Selon le plaignant, sous le faux motif de manque d’espace, l’équipe du « courrier des lecteurs » aurait refusé de publier sa lettre qui racontait un témoignage traitant de l’holocauste. La lettre se voulait un complément à l’article de M. Marc Thibodeau publié le 12 novembre 2006, sous le titre « Un historien révèle un passé trouble – La Suisse, « coffre-fort » des nazis ».
Le plaignant relate les événements qui se sont succédés à la suite de l’envoi de sa lettre à La Presse. Tout d’abord il tient à préciser que La Presse dans sa section réservée aux lecteurs, invite ces derniers à exprimer leur opinion. à la suite de l’article de M. Thibodeau, il décidait d’envoyer une lettre, le 14 novembre 2006, en guise de témoignage pour raconter l’histoire de ses parents qui se sont vus refusés l’entrée en Suisse, alors qu’ils fuyaient l’Allemagne nazie. Après deux jours d’attente, ne voyant pas sa lettre publiée, il décide de faire un rappel auprès de La Presse. Mme Clermont, une des responsables du « courrier des lecteurs », lui indique que son texte sera soumis au responsable de la publication. Quelques jours plus tard, son texte n’étant toujours pas publié, il tente un autre rappel, sans réponse. Le 1er décembre 2006, il reçoit une réponse négative justifiée par le « manque d’espace ». Selon lui, il s’agit d’un faux argument, car il dit constater qu’il y a de l’espace pour publier d’autres lettres.
Le plaignant a effectué une recherche sur les lettres publiées dans le « courrier des lecteurs » au cours des dernières années. Selon lui, ses recherches l’auraient mené à constater que c’est souvent des lettres signées par les mêmes personnes qui sont publiées. Il considère que plusieurs de ces lettres, auraient un contenu à connotation antisémite.
M. Bruno conclut que M. Pratte a trouvé facilement et plusieurs fois de l’espace pour les mêmes personnes et les mêmes sujets, ce qui contreviendrait, selon lui, aux règles de diversité des points de vue promues par le Conseil de presse.
Commentaires du mis en cause
Par l’entremise de Me Carolina Mingarelli, La Presse déplore que, bien que, M. Bruno avouait dans sa plainte que le journal n’était pas une publication antisémite ou raciste, il n’hésitait cependant pas à en accuser certaines personnes.
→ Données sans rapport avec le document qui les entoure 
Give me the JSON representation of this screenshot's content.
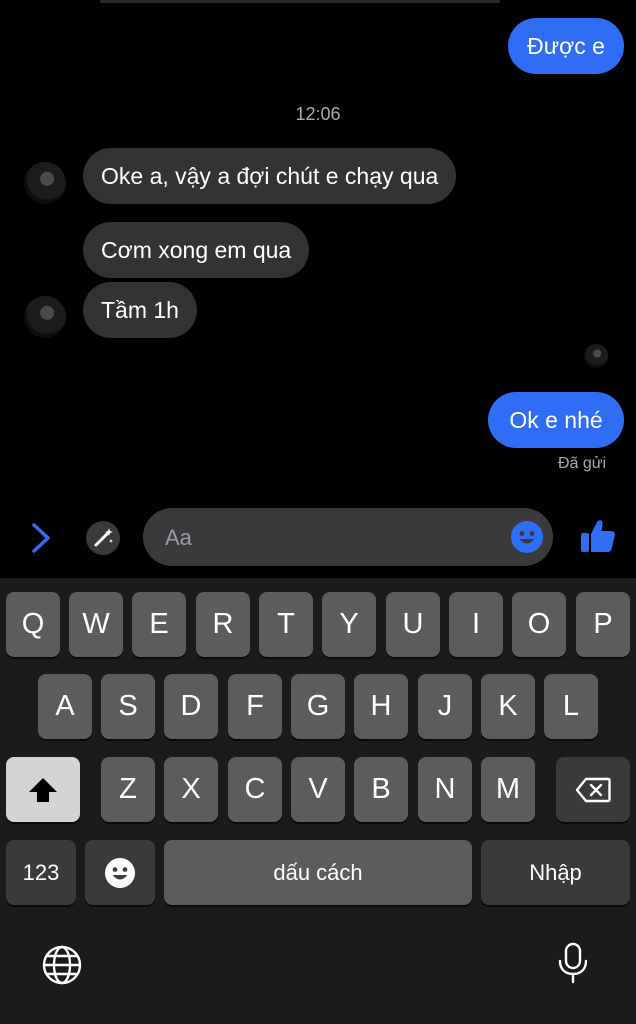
{
  "conversation": {
    "messages": [
      {
        "direction": "out",
        "text": "Được e"
      },
      {
        "direction": "in",
        "text": "Oke a, vậy a đợi chút e chạy qua"
      },
      {
        "direction": "in",
        "text": "Cơm xong em qua"
      },
      {
        "direction": "in",
        "text": "Tầm 1h"
      },
      {
        "direction": "out",
        "text": "Ok e nhé"
      }
    ],
    "timestamp": "12:06",
    "delivery_status": "Đã gửi"
  },
  "composer": {
    "placeholder": "Aa",
    "icons": [
      "chevron-right-icon",
      "magic-wand-icon",
      "emoji-icon",
      "thumbs-up-icon"
    ]
  },
  "keyboard": {
    "row1": [
      "Q",
      "W",
      "E",
      "R",
      "T",
      "Y",
      "U",
      "I",
      "O",
      "P"
    ],
    "row2": [
      "A",
      "S",
      "D",
      "F",
      "G",
      "H",
      "J",
      "K",
      "L"
    ],
    "row3": [
      "Z",
      "X",
      "C",
      "V",
      "B",
      "N",
      "M"
    ],
    "numbers_label": "123",
    "space_label": "dấu cách",
    "return_label": "Nhập",
    "icons": [
      "shift-icon",
      "backspace-icon",
      "emoji-icon",
      "globe-icon",
      "microphone-icon"
    ]
  },
  "colors": {
    "accent": "#2f6df6",
    "incoming_bubble": "#333335",
    "background": "#000000",
    "key": "#5c5c5e"
  }
}
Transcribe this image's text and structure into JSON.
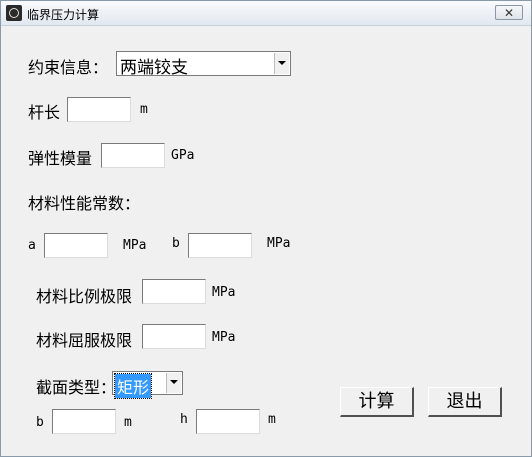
{
  "window": {
    "title": "临界压力计算",
    "close_label": "✕"
  },
  "constraint": {
    "label": "约束信息：",
    "value": "两端铰支"
  },
  "length": {
    "label": "杆长",
    "unit": "m",
    "value": ""
  },
  "modulus": {
    "label": "弹性模量",
    "unit": "GPa",
    "value": ""
  },
  "material_constants": {
    "label": "材料性能常数："
  },
  "a": {
    "label": "a",
    "unit": "MPa",
    "value": ""
  },
  "b": {
    "label": "b",
    "unit": "MPa",
    "value": ""
  },
  "proportional_limit": {
    "label": "材料比例极限",
    "unit": "MPa",
    "value": ""
  },
  "yield_limit": {
    "label": "材料屈服极限",
    "unit": "MPa",
    "value": ""
  },
  "section": {
    "label": "截面类型：",
    "value": "矩形"
  },
  "section_b": {
    "label": "b",
    "unit": "m",
    "value": ""
  },
  "section_h": {
    "label": "h",
    "unit": "m",
    "value": ""
  },
  "buttons": {
    "calculate": "计算",
    "exit": "退出"
  }
}
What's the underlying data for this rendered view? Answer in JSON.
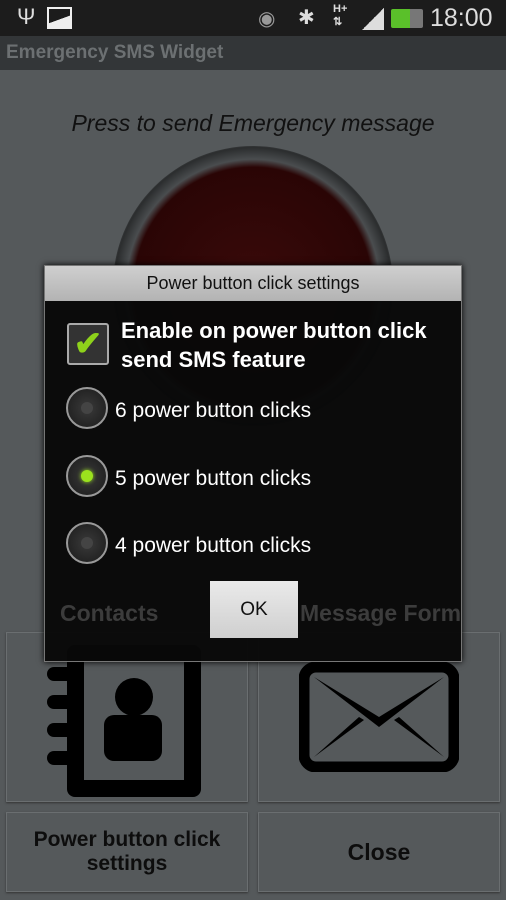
{
  "status_bar": {
    "time": "18:00",
    "icons": [
      "usb-icon",
      "image-icon",
      "eye-icon",
      "bluetooth-icon",
      "hplus-data-icon",
      "signal-icon",
      "battery-charging-icon"
    ],
    "network": "H+"
  },
  "app": {
    "title": "Emergency SMS Widget",
    "prompt": "Press to send Emergency message"
  },
  "tiles": {
    "contacts": "Contacts",
    "message_form": "Message Form",
    "power_settings": "Power button click settings",
    "close": "Close"
  },
  "dialog": {
    "title": "Power button click settings",
    "checkbox_label": "Enable on power button click send SMS feature",
    "checkbox_checked": true,
    "options": [
      {
        "label": "6 power button clicks",
        "selected": false
      },
      {
        "label": "5 power button clicks",
        "selected": true
      },
      {
        "label": "4 power button clicks",
        "selected": false
      }
    ],
    "ok": "OK"
  },
  "colors": {
    "accent": "#9be21e",
    "emergency_button": "#5a0a0a"
  }
}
La représentante des mis-en-cause est d’avis que la plainte n’est pas fondée, elle rejette d’emblée les accusations de racisme et d’antisémitisme dont font l’objet Mme Clermont et MM. Pratte et Gagné.
Me Mingarelli soulève le fait que la présente plainte serait prescrite, en regard du Règlement No 3 du Conseil de presse qui stipule qu’une plainte doit être soumise dans un délai de six mois suivant la publication de l’objet visé par la plainte. Or, souligne-t-elle, la plainte est datée du 22 mai 2007, soit plus de six mois suivant la publication de l’article en question. La procureure souligne que même si le Conseil a estimé que « l’objet visé par la plainte » devrait être la lettre envoyée par M. Bruno à La Presse ou les réponses à cette lettre par le journal, plutôt que l’article de M. Marc Thibodeau, la plainte serait toujours prescrite. De plus, ajoute-t-elle, M. Bruno n’a pas établi de circonstances exceptionnelles justifiant que le Conseil de presse ignore cette règle.
Dans l’alternative, elle soumet que la plainte devrait être rejetée en regard de la liberté rédactionnelle impartie aux médias dans leur choix de lettres à être publiées dans le « courrier des lecteurs ». En se référant à la jurisprudence du Conseil, Me Mignarelli rapporte que ce dernier s’est à maintes fois prononcé sur l’espace réservé aux lecteurs, tout en soulignant que « nul ne peut dicter à la presse ce qu’elle doit publier ou non puisqu’il s’agit d’une prérogative de l’éditeur ».
De l’avis de la procureure, La Presse se soucie de « respecter la diversité des points de vue, de l’actualité des sujets abordés ainsi que les éventuels droits de réponse et les réactions à des articles publiés ailleurs dans le journal », dans son choix de lettres à être publier dans le « courrier des lecteurs ». De plus, souligne-t-elle, M. Bruno ne faisant pas l’objet de l’article de M. Thibodeau, en conséquence, il ne jouissait pas d’un droit de réplique.
Réplique du plaignant
M. Bruno insiste sur le fait que sa lettre était d’intérêt public. Il souligne que si le journal avait publié des points de vue semblables au sien, il aurait pu comprendre ce refus. Mais après vérification, il dit avoir plutôt trouvé des lettres critiquant les juifs ou qui contenaient des sentiments, des réactions, des frustrations à connotation antisémite. Il constate qu’aucune lettre exprimant son point de vue n’a été publiée.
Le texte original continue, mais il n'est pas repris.